Even in this moment of national soul searching regarding the appropriate role of police in society, the notion of a healthy and enduring skepticism of the police institution may strike many readers as plainly radical. What of community policing, and normative modeling of police-community relations? Such projects certainly have their place. However, their consideration should be steeped in consideration of the national public’s historical skepticism toward police, and insulated from the police infatuation evidenced in American culture over the past several decades. For much of American history, the national public understood skepticism of the police institution—irrespective of penal outcomes—to be a necessary bulwark against government power run amok. 8 Here, we might consider the modern libertarian’s skepticism toward the Internal Revenue Service as a helpful analog, while also bearing in mind that this line of state scrutiny has been subject to far less criticism.

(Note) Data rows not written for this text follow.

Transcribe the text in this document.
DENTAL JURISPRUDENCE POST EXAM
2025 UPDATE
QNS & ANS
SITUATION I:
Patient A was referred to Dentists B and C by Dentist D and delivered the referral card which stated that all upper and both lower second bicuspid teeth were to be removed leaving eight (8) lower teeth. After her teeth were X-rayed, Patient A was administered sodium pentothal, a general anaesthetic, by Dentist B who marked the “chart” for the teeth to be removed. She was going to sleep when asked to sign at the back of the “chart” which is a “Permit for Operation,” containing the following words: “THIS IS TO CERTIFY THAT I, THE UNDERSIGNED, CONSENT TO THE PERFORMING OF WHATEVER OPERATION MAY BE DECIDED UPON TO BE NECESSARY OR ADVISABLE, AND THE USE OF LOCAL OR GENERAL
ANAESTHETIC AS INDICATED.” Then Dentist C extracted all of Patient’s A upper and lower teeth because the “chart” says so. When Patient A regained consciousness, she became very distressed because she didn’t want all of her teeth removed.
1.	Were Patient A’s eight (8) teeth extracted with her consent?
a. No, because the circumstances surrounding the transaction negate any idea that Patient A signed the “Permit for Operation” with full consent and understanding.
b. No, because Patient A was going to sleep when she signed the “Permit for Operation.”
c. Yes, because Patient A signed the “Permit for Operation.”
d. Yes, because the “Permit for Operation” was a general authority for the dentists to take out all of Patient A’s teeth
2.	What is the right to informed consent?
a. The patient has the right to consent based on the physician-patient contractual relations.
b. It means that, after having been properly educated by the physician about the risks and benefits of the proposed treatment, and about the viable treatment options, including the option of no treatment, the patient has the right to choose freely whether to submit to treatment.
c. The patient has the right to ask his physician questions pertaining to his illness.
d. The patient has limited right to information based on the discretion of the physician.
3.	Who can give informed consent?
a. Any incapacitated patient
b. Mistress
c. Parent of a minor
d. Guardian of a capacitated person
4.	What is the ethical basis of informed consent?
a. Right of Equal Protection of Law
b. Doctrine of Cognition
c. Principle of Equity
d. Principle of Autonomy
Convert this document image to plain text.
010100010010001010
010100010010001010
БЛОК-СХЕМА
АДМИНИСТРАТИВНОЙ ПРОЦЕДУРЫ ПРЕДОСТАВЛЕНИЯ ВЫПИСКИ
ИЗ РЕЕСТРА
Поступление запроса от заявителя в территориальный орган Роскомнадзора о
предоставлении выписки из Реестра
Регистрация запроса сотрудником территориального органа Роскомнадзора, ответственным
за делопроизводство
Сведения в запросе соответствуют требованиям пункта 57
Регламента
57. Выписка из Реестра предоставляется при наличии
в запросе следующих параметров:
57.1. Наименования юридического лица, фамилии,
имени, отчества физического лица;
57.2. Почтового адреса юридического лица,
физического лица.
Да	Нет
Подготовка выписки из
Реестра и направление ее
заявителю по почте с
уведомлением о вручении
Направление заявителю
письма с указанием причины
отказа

Given the nation’s rich history of skepticism toward the police institution and its ongoing love affair with freedom, one is left to wonder how and why Americans became police enthusiasts. How did a nation philosophically centered on the principle of liberty come to adore the lone government agency holding a monopoly on the legitimate use of force?
- 536 U.S. 194 (2002).
- Id. at 205.
- James Forman, Locking Up Our Own (2017).
- Id. at 213.
- Warren E. Burger, Who Will Watch the Watchman, 14 Am. U. L. Rev. (1964-5); Adam H. Kurkland, First Principles of American Federalism and the Nature of Federal Criminal Jurisdiction, 45 Emory L.J., 21-22 (1996). Paul G. Chevigny, The Right to Resist an Unlawful Arrest, 78 Yale L. J. (1969); Alice Ristroph, The Constitution of Police Violence, 64 UCLA L. Rev, 1182, 1187 (2017).